J’ai le plus profond respect pour vous et si à la fin de votre lecture, vous n’êtes pas convaincu par ma prose mon respect restera le même. J’espère que vous ferez de même pour moi…

En tant que joueur, je pense avoir connu l’âge d’or du jeu de société. Une époque où on attendait la sortie annuelle des éditeurs que l’on aimait, où l’on pouvait jouer à tout ce qui sortait sans avoir ni l’argent, ni le temps libre d’un rentier millionnaire. Les auteurs étaient des explorateurs qui tentaient des choses, se foiraient souvent mais nous offraient parfois des petits bijoux d’originalité ludique. Les bons jeux étaient vraiment bons. Les jeux mauvais, vraiment mauvais mais tous étaient sincères. Les pires sorties n’étaient pas le produit d’un mesquin calcul financier ou d’un travail à la chaîne mais d’un aveuglement. Ce genre de jeu qui devait amuser son créateur et ses copains mais qui n’auraient jamais dû franchir le rubicon de l’édition.

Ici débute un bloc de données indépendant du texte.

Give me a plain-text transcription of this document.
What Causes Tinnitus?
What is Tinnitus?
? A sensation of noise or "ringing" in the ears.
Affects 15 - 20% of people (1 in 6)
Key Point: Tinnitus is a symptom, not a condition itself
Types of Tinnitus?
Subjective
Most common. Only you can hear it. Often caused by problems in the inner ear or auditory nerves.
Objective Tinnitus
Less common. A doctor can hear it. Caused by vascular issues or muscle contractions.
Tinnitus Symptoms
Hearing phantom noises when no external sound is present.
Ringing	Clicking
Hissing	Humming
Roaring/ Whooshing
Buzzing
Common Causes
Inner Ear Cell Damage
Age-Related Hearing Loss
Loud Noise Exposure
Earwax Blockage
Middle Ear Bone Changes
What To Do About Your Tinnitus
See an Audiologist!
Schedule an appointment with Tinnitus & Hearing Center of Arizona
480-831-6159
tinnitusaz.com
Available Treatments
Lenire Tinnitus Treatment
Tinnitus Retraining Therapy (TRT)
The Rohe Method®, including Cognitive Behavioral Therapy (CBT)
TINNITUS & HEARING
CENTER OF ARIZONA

Cette époque est révolue. De nos jours, les éditeurs se sont mis en tête (à tort ou à raison) que pour survivre il fallait produire. Il faut sortir du jeu pour exister sur les étagères des boutiques et les fils des influenceurs. Même si les étals débordent et les influenceurs sont débordés, incapables de gérer la masse de jeux créés par cette hyperproduction. Les éditeurs doivent gérer entre des temps de production de plus en plus serrés et des attentes des joueurs de plus en plus importantes.

Pour se démarquer, la plupart misent plus sur la forme que sur le fond. L’effet “Wahou!” est souvent privilégié aux longues phases de tests et aux peaufinages de règles.

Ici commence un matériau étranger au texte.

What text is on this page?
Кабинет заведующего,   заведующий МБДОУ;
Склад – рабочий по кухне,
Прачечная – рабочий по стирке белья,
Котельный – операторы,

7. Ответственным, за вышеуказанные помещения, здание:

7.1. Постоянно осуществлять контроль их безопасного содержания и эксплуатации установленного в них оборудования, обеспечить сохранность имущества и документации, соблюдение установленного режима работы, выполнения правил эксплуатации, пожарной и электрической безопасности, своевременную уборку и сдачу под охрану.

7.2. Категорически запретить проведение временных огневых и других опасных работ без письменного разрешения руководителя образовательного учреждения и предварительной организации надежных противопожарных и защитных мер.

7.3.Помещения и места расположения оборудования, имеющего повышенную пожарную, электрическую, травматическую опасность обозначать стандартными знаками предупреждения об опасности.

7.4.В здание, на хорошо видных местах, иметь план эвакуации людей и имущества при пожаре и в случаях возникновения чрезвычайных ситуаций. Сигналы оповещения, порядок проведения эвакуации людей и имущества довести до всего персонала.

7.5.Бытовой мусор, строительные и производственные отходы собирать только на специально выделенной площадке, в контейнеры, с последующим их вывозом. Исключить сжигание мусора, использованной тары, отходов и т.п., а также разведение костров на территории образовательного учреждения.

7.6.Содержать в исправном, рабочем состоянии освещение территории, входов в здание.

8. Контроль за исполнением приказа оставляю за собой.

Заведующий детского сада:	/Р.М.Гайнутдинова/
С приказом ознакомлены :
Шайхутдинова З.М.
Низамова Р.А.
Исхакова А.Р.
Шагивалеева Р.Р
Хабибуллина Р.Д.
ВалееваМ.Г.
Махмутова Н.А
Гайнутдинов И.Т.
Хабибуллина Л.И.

De leur côté, les auteurs se sont professionnalisés. Ils se regroupent, s’organisent à la fois pour défendre leurs intérêts et pour profiter de l’émulation collective et perfectionner leurs protos. Et ça a l’air d’avoir augmenté la qualité de ses derniers. Les règles proposées aux éditeurs sont plus propres et les mécaniques moins cassées. Le revers de la médaille, c’est un manque d’innovation. Si on veut “faire carrière” dans la création de jeux, il faut publier un maximum de jeux. Et pour ça, les auteurs ont établi des stratégies en proposant des protos correspondant aux attentes des éditeurs. Ils ne créent plus pour eux ou pour des joueurs, ils produisent pour des éditeurs et leur vision du marché. Il faut rentrer dans des gammes, réfléchir en amont aux contraintes matérielles, se soumettre aux logiques de production. La conséquence, pour nous joueurs, c’est une offre de jeux qui s’uniformise. En suivant tous le modèle du jeu “qui marche”, tous les jeux finissent par se ressembler.

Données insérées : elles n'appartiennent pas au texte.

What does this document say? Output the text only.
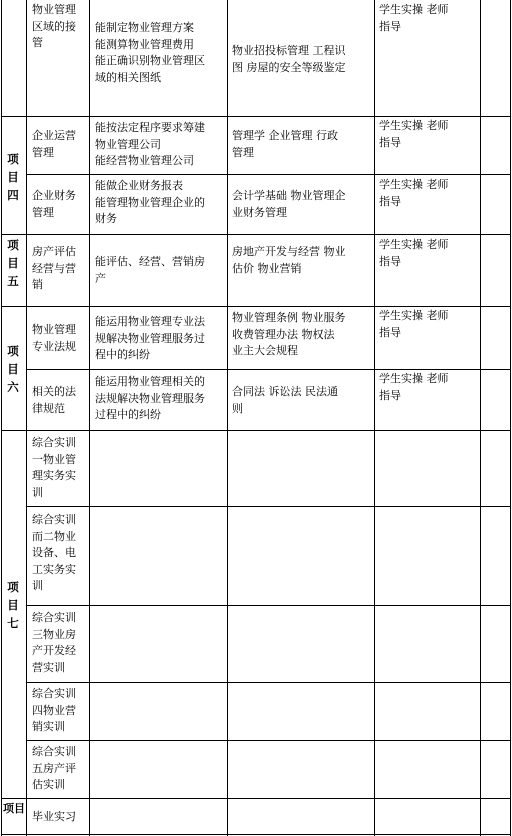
物业管理
区域的接
管
能制定物业管理方案
能测算物业管理费用
能正确识别物业管理区
域的相关图纸
物业招投标管理 工程识
图 房屋的安全等级鉴定
学生实操 老师
指导
项
目
四
企业运营
管理
能按法定程序要求筹建
物业管理公司
能经营物业管理公司
管理学 企业管理 行政
管理
学生实操 老师
指导
企业财务
管理
能做企业财务报表
能管理物业管理企业的
财务
会计学基础 物业管理企
业财务管理
学生实操 老师
指导
项
目
五
房产评估
经营与营
销
能评估、经营、营销房
产
房地产开发与经营 物业
估价 物业营销
学生实操 老师
指导
项
目
六
物业管理
专业法规
能运用物业管理专业法
规解决物业管理服务过
程中的纠纷
物业管理条例 物业服务
收费管理办法 物权法
业主大会规程
学生实操 老师
指导
相关的法
律规范
能运用物业管理相关的
法规解决物业管理服务
过程中的纠纷
合同法 诉讼法 民法通
则
学生实操 老师
指导
项
目
七
综合实训
一物业管
理实务实
训
综合实训
而二物业
设备、电
工实务实
训
综合实训
三物业房
产开发经
营实训
综合实训
四物业营
销实训
综合实训
五房产评
估实训
项目
毕业实习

Je ne sais pas pour mes collègues mais, en ce qui me concerne, plus les années avancent et moins j’ai de coup de cœur. Des jeux qui m’épatent et m’impressionnent. Les boîtes restent de moins en moins longtemps sur mes étagères. Elles subissent un turnover cruel. Enfin… “Subissait” parce que je me suis lassé de cette valse incessante. Plus l’offre augmente, plus mes achats baissent. Plus s’accroît mon désir de me concentrer sur un petit panel de jeux assez originaux et bien foutus pour avoir envie de les épuiser jusqu’à la corde.

Fort de sa popularité grandissante, le milieu du jeu de société est passé de l’artisanat parfois un peu foutraque à la logique industrielle. Ça a ses bons côtés, il y a moins de jeux complètement pétés et les conditions des auteurs semblent s’être améliorées. Malheureusement, on a aussi perdu des choses. L’originalité, la sincérité, l’authenticité. Des qualités difficiles à évaluer mais qui forgeait un rapport différent du joueur au jeu et à ses acteurs. Certains éditeurs se plaignent du clientélisme des joueurs actuels mais est-ce vraiment de leur faute ? N’est-ce pas juste un signe du temps ? Une époque qui se termine.